After defeating 17 school-bond measures in 12 years, de-annexing from the local school system, and all the energy spent evicting "contraband children," Sun Citians can likely forget relying on the goodwill of their neighbors who often share a reciprocal bounty of distrust, anger and apathy. Shown in this light, Sun City's claim to fame - community service - rings rather hollow.

Life in the Villages is similarly premised: Seniors have taken control of their county's political machinery and have already begun closing parks for young families who live outside the gated community. As one Villager proudly told me without a trace of irony, "In the Villages we spend our tax dollars on ourselves."

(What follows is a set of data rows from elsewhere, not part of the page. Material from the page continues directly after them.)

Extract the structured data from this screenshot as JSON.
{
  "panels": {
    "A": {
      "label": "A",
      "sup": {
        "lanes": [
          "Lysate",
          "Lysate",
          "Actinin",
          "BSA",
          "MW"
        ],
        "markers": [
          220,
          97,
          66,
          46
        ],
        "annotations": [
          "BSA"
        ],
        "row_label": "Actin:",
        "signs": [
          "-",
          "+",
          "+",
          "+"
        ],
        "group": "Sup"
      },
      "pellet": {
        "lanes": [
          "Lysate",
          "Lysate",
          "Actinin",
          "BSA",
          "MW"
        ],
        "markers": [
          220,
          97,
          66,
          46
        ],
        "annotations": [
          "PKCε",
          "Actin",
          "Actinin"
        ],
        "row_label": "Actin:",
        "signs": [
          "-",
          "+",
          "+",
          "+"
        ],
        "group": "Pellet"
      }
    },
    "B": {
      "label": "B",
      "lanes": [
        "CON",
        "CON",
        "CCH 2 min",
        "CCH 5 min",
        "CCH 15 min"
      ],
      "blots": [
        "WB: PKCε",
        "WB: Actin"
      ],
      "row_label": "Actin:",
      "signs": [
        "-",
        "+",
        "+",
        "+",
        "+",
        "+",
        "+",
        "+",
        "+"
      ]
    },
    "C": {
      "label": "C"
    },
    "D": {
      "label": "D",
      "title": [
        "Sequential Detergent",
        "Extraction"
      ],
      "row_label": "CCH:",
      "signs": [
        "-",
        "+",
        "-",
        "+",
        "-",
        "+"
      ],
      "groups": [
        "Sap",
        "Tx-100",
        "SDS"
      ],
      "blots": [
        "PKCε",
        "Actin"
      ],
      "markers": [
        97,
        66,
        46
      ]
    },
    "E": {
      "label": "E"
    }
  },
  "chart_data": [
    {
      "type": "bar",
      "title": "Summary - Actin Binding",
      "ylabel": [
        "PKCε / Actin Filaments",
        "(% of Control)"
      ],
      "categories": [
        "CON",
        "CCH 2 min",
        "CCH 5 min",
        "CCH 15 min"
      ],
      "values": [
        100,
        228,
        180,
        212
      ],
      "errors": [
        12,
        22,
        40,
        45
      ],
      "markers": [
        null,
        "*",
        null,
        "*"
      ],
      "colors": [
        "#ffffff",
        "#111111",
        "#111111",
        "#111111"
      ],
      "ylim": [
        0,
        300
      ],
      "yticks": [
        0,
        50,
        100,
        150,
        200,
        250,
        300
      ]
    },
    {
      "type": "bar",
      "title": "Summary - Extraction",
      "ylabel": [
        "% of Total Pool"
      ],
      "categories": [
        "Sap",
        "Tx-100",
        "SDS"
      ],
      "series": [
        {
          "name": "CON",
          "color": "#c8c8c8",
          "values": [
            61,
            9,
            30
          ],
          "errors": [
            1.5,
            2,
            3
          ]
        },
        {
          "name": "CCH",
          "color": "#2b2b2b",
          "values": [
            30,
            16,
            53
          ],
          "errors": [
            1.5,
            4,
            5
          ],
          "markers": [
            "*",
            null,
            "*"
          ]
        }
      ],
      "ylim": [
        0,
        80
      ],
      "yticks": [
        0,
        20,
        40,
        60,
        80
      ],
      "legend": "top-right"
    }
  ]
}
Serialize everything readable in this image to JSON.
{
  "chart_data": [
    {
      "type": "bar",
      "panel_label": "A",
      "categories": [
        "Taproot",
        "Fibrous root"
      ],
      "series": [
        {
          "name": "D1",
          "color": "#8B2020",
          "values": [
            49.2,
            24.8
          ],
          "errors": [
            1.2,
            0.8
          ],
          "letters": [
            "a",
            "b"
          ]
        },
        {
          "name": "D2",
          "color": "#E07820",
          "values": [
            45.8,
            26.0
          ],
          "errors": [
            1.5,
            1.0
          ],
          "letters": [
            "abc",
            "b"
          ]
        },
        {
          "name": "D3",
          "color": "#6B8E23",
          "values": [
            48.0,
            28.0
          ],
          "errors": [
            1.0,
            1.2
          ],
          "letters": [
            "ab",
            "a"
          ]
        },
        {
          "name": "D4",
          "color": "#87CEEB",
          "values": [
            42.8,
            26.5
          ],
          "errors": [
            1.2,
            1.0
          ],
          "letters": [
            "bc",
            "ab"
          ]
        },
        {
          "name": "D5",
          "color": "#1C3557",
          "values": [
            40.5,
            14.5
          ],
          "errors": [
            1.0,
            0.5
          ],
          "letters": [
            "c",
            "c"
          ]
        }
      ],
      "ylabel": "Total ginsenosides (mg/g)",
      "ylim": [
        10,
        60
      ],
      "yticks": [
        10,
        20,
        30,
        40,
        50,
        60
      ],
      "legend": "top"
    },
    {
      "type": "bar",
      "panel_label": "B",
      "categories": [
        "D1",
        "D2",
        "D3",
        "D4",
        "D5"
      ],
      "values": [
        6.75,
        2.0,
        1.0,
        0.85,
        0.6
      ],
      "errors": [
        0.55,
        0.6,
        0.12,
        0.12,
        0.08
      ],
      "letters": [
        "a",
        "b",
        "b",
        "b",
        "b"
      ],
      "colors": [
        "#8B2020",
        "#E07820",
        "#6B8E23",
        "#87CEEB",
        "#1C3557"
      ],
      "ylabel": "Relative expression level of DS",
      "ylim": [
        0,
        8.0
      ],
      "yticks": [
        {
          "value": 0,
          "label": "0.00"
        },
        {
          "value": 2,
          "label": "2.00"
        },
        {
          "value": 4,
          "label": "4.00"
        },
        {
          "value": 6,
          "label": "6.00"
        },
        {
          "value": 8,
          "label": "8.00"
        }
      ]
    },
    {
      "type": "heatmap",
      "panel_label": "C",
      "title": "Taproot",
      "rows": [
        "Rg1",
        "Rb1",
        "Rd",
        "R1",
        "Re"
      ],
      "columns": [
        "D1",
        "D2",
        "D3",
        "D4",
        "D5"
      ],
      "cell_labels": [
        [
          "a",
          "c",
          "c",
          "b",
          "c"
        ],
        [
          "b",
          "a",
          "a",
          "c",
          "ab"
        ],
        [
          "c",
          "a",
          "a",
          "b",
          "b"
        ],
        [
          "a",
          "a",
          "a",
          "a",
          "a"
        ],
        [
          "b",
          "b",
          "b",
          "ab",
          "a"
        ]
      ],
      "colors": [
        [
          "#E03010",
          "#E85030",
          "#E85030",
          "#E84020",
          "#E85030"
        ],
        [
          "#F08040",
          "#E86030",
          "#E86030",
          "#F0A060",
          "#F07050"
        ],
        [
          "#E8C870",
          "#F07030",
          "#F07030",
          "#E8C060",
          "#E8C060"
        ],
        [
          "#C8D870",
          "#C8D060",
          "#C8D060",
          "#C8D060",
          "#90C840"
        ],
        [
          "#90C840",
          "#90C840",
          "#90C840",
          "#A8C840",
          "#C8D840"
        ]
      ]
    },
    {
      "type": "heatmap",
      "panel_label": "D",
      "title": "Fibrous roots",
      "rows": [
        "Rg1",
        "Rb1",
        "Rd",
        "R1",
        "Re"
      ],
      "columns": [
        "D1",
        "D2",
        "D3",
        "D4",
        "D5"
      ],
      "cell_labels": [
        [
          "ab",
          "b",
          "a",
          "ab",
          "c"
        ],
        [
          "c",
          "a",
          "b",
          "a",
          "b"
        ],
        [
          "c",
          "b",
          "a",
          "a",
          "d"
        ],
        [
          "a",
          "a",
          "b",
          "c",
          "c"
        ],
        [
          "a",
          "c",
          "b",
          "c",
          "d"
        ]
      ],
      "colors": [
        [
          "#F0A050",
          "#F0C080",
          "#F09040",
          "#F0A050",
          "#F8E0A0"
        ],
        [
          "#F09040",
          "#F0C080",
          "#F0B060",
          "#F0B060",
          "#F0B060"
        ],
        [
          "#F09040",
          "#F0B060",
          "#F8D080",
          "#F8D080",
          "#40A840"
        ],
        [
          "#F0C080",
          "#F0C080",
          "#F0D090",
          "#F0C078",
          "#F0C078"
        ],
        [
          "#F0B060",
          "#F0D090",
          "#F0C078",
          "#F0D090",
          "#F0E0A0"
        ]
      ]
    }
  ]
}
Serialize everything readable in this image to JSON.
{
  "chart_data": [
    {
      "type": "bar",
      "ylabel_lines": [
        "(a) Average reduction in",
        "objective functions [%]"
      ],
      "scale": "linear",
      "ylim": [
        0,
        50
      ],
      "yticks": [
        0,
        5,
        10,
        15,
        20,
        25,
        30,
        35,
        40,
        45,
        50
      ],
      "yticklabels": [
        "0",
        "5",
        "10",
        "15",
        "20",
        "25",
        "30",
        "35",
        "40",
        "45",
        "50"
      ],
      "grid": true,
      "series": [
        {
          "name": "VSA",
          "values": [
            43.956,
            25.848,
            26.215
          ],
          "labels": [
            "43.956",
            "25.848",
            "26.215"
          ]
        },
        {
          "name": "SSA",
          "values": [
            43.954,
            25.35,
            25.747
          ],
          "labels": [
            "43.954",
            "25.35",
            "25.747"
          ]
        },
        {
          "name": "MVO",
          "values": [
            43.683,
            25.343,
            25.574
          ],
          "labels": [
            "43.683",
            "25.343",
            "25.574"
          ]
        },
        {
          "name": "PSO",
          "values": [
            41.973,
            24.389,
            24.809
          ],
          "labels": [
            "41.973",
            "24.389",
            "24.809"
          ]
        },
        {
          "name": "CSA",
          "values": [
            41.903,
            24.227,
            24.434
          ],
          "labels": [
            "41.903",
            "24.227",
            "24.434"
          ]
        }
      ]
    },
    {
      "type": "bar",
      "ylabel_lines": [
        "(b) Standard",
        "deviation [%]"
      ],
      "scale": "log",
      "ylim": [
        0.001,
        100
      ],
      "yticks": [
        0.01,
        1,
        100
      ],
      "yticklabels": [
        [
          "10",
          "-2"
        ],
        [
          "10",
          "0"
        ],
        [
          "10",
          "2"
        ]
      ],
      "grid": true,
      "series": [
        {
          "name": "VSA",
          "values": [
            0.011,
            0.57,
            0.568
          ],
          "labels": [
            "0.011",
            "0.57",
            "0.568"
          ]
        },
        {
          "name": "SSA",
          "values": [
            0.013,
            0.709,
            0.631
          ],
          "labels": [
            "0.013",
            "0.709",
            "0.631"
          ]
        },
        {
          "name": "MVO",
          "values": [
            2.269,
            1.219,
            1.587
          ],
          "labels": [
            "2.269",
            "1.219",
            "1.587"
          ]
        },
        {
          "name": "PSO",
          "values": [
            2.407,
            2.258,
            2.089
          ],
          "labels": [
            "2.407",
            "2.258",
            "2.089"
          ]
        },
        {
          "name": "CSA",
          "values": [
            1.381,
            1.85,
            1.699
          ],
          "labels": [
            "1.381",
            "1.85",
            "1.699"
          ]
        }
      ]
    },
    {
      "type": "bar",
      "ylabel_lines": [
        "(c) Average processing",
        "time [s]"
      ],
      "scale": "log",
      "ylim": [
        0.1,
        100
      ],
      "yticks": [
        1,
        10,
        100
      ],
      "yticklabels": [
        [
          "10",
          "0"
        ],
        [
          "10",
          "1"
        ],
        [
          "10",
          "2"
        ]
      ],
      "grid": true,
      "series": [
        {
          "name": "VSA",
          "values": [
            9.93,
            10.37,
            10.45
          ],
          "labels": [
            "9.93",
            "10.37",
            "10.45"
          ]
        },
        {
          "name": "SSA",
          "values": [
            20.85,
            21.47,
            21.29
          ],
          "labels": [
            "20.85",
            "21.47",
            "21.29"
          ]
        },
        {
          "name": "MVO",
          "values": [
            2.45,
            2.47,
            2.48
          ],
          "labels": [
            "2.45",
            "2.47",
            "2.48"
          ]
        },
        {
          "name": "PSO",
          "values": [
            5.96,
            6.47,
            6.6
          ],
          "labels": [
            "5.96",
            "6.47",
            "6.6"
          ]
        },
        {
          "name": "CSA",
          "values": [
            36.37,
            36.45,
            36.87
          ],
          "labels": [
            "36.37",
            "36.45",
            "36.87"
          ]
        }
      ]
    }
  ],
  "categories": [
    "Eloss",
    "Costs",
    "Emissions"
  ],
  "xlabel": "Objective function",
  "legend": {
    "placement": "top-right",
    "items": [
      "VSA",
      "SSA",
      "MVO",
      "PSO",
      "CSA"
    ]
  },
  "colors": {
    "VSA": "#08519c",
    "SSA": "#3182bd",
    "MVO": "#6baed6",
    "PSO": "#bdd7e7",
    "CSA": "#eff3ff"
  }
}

If the Villages and Sun City cannot be accountable to their neighbors, then why should their neighbors be accountable to them, even when it comes to funding Medicare, Medicaid and Social Security?

Visiting Florida over the years and seeing gated community after gated community along wide highways, I always wondered why so many senior citizens wanted to isolate themselves from young families. I think this may be a lifestyle with far less appeal to younger generations less steeped in the post-World War II pro-suburban ideology. One can hope that by the time Gen X and Gen Y-ers are retiring, the trend toward leaving vibrant, diverse communities in one's old age in favor of homogeneous pseudo-towns will have run its course.